Clinical Information
Scl 70 (topoisomerase 1) is a 100-kD nuclear and nucleolar enzyme. Scl 70 antibodies are considered to be specific for scleroderma (systemic sclerosis) and are found in up to 60% of patients with this connective tissue disease.
Additionally, can you have mild scleroderma?
Localised scleroderma is the mildest form of the condition. It often affects children, but can occur at any age. This type just affects the skin, causing 1 or more hard patches to develop. Internal organs aren’t affected.
Patients with early diffuse cutaneous scleroderma frequently have delayed Raynaud’s, acute onset, many constitutional symptoms, arthralgias, tendon friction rubs, swollen puffy hands, and early diffuse skin thickening. They may have anti–Scl-70 antibody, as well as anti–RNA polymerase III.
Similarly one may ask, can you test positive for SCL 70 and not have scleroderma?
While Scl-70 antibodies are considered to be highly specific to systemic sclerosis (SSc), a number of studies [2,3,4,5] have documented that patients without a clear diagnosis of SSc often consistently test positive for Scl-70 antibodies when testing is done by ELISA or Multiplex testing methods.
Does a positive Scl-70 always mean scleroderma?

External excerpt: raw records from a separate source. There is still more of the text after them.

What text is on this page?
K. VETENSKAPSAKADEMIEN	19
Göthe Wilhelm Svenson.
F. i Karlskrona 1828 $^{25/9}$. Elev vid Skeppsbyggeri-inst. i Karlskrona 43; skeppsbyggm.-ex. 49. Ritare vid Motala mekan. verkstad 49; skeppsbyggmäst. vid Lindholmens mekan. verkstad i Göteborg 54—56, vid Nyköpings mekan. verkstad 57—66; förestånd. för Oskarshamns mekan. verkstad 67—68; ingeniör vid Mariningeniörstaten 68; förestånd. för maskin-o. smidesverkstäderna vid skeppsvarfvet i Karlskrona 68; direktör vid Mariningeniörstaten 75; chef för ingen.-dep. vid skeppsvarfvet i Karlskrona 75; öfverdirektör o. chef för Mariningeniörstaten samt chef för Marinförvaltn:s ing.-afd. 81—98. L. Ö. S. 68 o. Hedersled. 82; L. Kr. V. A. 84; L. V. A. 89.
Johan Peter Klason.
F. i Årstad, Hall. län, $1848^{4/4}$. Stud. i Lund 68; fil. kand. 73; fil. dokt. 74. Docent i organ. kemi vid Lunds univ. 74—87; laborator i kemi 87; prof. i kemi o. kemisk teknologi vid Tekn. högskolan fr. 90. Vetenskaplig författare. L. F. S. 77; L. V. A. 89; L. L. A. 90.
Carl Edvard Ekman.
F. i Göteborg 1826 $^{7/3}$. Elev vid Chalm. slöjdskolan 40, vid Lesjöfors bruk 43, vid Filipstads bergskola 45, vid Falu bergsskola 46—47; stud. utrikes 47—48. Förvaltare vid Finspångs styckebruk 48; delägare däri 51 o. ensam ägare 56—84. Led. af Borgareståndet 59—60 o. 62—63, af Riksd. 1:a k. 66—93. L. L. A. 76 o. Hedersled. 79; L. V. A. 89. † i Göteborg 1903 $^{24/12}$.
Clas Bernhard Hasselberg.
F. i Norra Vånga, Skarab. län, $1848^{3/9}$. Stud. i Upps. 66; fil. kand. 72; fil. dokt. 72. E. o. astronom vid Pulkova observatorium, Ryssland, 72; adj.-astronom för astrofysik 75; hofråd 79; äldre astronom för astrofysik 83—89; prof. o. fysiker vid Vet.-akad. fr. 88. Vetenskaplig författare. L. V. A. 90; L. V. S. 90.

A positive test result for Scl 70 antibodies is consistent with a diagnosis of scleroderma.
Is SCL 70 positive in lupus?
Disease activity was estimated retrospectively by the Systemic Lupus Activity Measure (SLAM). Results: Of 128 consecutive SLE patients, 25% were positive for anti-Scl-70 antibody; this antibody activity was cognate in nature.

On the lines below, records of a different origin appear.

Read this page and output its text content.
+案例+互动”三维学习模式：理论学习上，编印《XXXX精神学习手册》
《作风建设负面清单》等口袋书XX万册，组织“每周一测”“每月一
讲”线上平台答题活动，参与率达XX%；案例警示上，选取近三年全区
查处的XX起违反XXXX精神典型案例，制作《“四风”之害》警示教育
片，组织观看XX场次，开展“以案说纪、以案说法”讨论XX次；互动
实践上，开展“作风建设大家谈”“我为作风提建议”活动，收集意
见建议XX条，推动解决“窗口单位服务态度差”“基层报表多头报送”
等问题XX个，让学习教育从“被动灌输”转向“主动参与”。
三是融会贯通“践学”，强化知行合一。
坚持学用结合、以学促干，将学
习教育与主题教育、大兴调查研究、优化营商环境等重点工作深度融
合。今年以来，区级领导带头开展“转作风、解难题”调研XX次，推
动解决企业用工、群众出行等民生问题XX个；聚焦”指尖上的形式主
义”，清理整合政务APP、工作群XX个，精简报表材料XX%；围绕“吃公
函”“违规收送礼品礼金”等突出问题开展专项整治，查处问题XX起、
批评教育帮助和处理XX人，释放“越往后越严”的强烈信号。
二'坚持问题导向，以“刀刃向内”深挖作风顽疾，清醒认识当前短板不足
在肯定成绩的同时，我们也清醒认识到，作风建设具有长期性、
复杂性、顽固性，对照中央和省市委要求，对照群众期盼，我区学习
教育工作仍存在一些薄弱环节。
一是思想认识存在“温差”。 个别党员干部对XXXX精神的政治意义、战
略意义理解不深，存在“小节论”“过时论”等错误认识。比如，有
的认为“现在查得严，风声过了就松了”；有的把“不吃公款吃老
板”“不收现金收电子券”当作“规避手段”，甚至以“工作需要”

What can mimic scleroderma?
However, similar features of hard and thick skin can be seen in other conditions which are often referred to as “scleroderma mimics”. These mimics include eosinophilic fasciitis, nephrogenic systemic fibrosis, scleromyxedema, and scleredema among others.

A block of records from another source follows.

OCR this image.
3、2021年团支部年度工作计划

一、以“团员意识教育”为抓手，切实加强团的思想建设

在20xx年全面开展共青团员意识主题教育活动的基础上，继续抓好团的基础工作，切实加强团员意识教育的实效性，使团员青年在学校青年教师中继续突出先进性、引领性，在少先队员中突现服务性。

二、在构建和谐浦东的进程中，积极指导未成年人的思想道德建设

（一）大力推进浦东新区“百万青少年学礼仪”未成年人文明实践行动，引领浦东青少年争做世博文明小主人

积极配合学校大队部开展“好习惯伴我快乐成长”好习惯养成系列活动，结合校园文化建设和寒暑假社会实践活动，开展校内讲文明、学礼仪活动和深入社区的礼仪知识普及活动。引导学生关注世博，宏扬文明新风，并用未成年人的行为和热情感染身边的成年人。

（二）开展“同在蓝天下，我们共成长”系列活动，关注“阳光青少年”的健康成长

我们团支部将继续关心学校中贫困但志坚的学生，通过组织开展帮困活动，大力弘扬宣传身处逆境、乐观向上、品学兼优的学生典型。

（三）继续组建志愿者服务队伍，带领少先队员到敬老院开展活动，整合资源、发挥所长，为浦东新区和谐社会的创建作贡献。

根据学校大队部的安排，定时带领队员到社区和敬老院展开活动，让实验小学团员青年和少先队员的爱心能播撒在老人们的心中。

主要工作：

What is considered a positive Scl-70?
Serum anti-topoisomerase, also known as SCL-70, is specific to diffuse scleroderma (and the test is positive in 20% of people with scleroderma). Two-thirds of patients with this antibody have diffuse scleroderma. They also have pulmonary interstitial fibrosis and reduced survival.
What is the difference between Raynaud’s and scleroderma?
Scleroderma is an autoimmune disease that involves the skin, joints, circulation, gastrointestinal tract, kidneys, lungs and heart. Patients with Raynaud’s disease may experience cool/painful fingers or toes due to excessive constriction of blood vessels from cold exposure or stress.
What is the normal range for Scl-70?
The upper limit of normal for the Test-Scl-70 ELISA was established with 50 randomly chosen BBD sera by the percentile ranking method (28) at 32 units/ml, for a disease specificity of 100% (28) (the mean + 3SD was 26 units/ml).
What labs are abnormal with scleroderma?
How is scleroderma diagnosed?
- Blood tests: Elevated levels of immune factors, known as antinuclear antibodies, are found in 95% of patients with scleroderma. …
- Pulmonary function tests: These tests are done to measure how well the lungs are functioning.
What were your first signs of scleroderma?
Symptoms of scleroderma may include:
- Thickening and swelling of the fingers.
- Pale fingers that may become numb and tingle when exposed to cold or stress, known as Raynaud’s phenomenon.
- Joint pain.
- Taut, shiny, darker skin on large areas, which can cause problems with movement.